Air quality in Bulgaria is a big concern: measurements show that citizens all over the country breathe in air that is considered harmful to health. For example, concentrations of PM2.5 and PM10 are much higher than what the EU and the World Health Organization (WHO) have set to protect health.
Bulgaria had the highest PM2.5 concentrations of all EU-28 member states in urban areas over a three-year average. For PM10, Bulgaria is also leading on the top polluted countries with 77 μg/m3on the daily mean concentration (EU limit value is 50 μg/m3).
According to the WHO, 60 percent of the urban population in Bulgaria is exposed to dangerous (unhealthy) levels of particulate matter (PM10).
Dataset Analysis
- Official air quality measurements (5 stations in the city)(EEA Data.zip) – as per EU guidelines on air quality monitoring see the data description
- Citizen science air quality measurements (Air Tube.zip), incl. temperature, humidity and pressure (many stations) and topography (gridded data).
- Meteorological measurements (1 station)(METEO-data.zip): Temperature; Humidity; Wind speed; Pressure; Rainfall; Visibility
- Topography data (TOPO-DATA)
Dataset Preprocessing
- Given dataset data_bg_2018.csv contains Geohashes. We need to convert them into geographical data.
- Geohashes are decoded into Geo Longitude and Latitude respectively with the help of R programming.
Time series data Preprocessing
- In Timeseries data, the data file affected includes: Station 60881 and Station 9484. Both the data files miss essential data. So, both data files will be excluded from the visualization.
- Tableau can merge the data together using the union features. Subsequently, we can inner join the data based on the Station EoI Code.

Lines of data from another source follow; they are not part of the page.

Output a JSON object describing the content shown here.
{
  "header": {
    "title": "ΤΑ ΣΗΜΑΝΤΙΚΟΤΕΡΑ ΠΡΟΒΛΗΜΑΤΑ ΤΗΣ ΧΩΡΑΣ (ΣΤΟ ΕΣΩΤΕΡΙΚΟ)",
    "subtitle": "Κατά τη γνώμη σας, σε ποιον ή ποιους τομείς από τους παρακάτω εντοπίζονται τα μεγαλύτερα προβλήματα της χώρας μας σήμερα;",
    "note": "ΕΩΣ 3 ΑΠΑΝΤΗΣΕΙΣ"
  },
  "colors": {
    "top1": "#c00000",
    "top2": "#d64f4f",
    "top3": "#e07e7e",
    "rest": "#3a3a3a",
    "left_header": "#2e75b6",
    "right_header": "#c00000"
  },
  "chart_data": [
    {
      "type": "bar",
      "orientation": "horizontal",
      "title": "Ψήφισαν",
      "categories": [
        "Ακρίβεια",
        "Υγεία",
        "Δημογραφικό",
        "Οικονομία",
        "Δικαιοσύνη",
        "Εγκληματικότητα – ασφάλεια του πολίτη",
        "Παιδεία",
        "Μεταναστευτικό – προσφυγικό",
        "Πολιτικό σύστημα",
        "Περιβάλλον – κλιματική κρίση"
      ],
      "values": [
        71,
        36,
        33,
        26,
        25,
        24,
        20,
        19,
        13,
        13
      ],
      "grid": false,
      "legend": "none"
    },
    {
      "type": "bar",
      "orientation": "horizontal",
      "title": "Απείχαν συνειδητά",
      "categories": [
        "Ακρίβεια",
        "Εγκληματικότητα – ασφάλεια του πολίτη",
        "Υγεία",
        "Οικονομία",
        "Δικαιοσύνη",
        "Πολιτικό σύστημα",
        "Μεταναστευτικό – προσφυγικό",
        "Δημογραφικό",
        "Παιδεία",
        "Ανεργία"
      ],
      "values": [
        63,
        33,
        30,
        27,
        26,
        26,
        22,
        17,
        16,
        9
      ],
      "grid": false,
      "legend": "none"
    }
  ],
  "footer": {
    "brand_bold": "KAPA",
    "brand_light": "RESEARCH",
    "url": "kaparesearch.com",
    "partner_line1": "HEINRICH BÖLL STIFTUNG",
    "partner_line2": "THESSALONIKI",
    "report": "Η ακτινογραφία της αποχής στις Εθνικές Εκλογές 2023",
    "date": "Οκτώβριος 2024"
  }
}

Task 1: Spatio-temporal Analysis of Official Air Quality
In order to see a typical day in Sofia, I plot a calendar heatmap of average concentration, divided by year, week day and over the months in a year. The values are organised into calculation fields as per the PM10 CAQI breakpoints,
Visual Detective Findings:
- From the Heatmap representation, we can identify that Sofia City is facing a high level of concentration of PM10.
- According to the Concentration by Station chart, all the 5 stations seem to have similar patterns in the change in concentration throughout the hours.
- It is noticed that Nadezhda has the highest concentration level vs Druzbha has the lowest concentration from year 2013-2018.
- We can notice that all stations had an extremely high concentration level in December, January and early February, and started to drop further over the later months.
- When we use filter tool and watch each year. we find that, it is applicable to previous years as well - from December 2013 to January 2014, each of the stations peaked the highest concentration levels.
- In conclusion, In Sofia city, an average day is of moderate level of PM10 concentration. The beginning and end of year seems to have worst air quality and the worst days happen on holidays. But we see, over the years the PM10 concentration has been decreasing.
Task 2: Spatio-temporal Analysis of Citizen Science Air Quality Measurements
- The below chart represents the latitudes and longitudes of Sofia city and its nearby cities.
- The graph is obtained by plotting Humidy vs Pressure vs Temperate and days per year respectively.
This dashboard shows sensors and their readings in Sofia City. When choosing a sensor, we can find the sensor readings at different times of the day and user can tell when the sensors are not working properly.
Visual Detective Findings:
On 31 march 2018 & 1 April 2018, the sensor humidity reading had a sharp drop from avg humidity 35,561 to 0 degree, which is not reasonable. At the same there was sudden decrease in time, pressure and humidity readings suggesting that the sensor might have a problem on 31 march 2018.
On 4 February 2018, the sensor temperature reading had a sharp drop from 20 degree to 0 degree at 10AM, which is not reasonable. At the same there was sudden increase in time, pressure and humidity readings suggesting that the sensor might have a problem on 10 AM, 4 February 2018.